In the construction field, contractors face different constraints with publically funded construction projects. One of the limitations of city-funded projects is a local hiring requirement where a predetermined percentage of a project's workforce must come from the surrounding geographic area to promote the local economy.
When creating a bid or reviewing a contract for a publicly funded construction job, check for any hiring restrictions.
Currently, Los Angeles does not have a local hiring ordinance in effect, but the implementation of the Far Chance Initiative for Hiring this summer is a step in that direction. Based on previous enactments elsewhere in the nation, local hiring ordinances have been favorably looked upon by municipal governments.

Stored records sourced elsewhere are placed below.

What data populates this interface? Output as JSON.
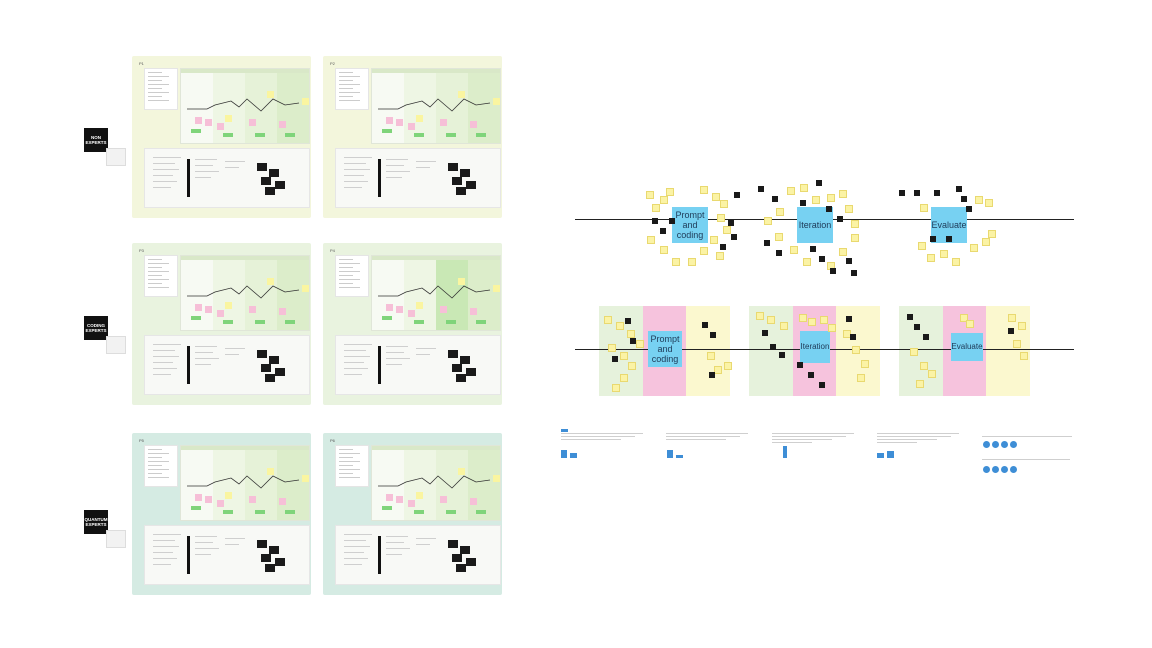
{
  "canvas": {
    "background": "#ffffff"
  },
  "groups": [
    {
      "label_line1": "NON",
      "label_line2": "EXPERTS",
      "panel_color": "#f3f6dc",
      "panels": [
        {
          "id": "P1"
        },
        {
          "id": "P2"
        }
      ]
    },
    {
      "label_line1": "CODING",
      "label_line2": "EXPERTS",
      "panel_color": "#e9f3df",
      "panels": [
        {
          "id": "P3"
        },
        {
          "id": "P4"
        }
      ]
    },
    {
      "label_line1": "QUANTUM",
      "label_line2": "EXPERTS",
      "panel_color": "#d5ebe3",
      "panels": [
        {
          "id": "P5"
        },
        {
          "id": "P6"
        }
      ]
    }
  ],
  "phases": {
    "prompt": "Prompt and coding",
    "iteration": "Iteration",
    "evaluate": "Evaluate"
  },
  "colors": {
    "sticky_yellow": "#faf5a0",
    "sticky_pink": "#f6bfd7",
    "sticky_green": "#7fd47a",
    "phase_blue": "#77d1f2",
    "accent_blue": "#3e8ed6"
  },
  "icons": [
    "blue-circle-icon"
  ]
}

Since 2011, San Francisco has had a local hiring ordinance in place for city contract construction projects over $600,000 or on public land. The ordinance requires contractors to have at least 30 percent of their work hours, per each trade, performed by residents of San Francisco. In addition, at least half of the 30 percent must be enrolled in an apprenticeship program.
Before 2011, contractors only had to make a "good faith effort" to hire 50 percent of their workforce from local areas. In order to ensure the ordinance is feasible, the city of San Francisco works provide contractors with qualified employees for each trade. The city targets the ZIP codes of poorer neighborhoods for workers to enter into city-sponsored workforce development programs.
Issues with local hiring requirements
The purpose of local hiring ordinances is to assist low-income individuals to find a job located near their home to promote the local economy. The practice is beneficial for long-term employment positions, such as civil servants. However, by their very nature, construction projects are not long-term and local workers face unemployment once the project is finished. Additionally, tradesmen do not always live in the communities where the construction is taking place, it may be too expensive and then the hiring requirement is in effect for no reason.
In order to balance the cost of sourcing local laborers, contractors can add the labor cost into their bid. Or, if a contractor will not be complying with the hiring ordinance, they may add the penalty for non-compliance into their bid.
Contractors and construction companies seeking work in the Los Angeles area should be on the lookout for any local hiring initiatives as the mid-term elections approach.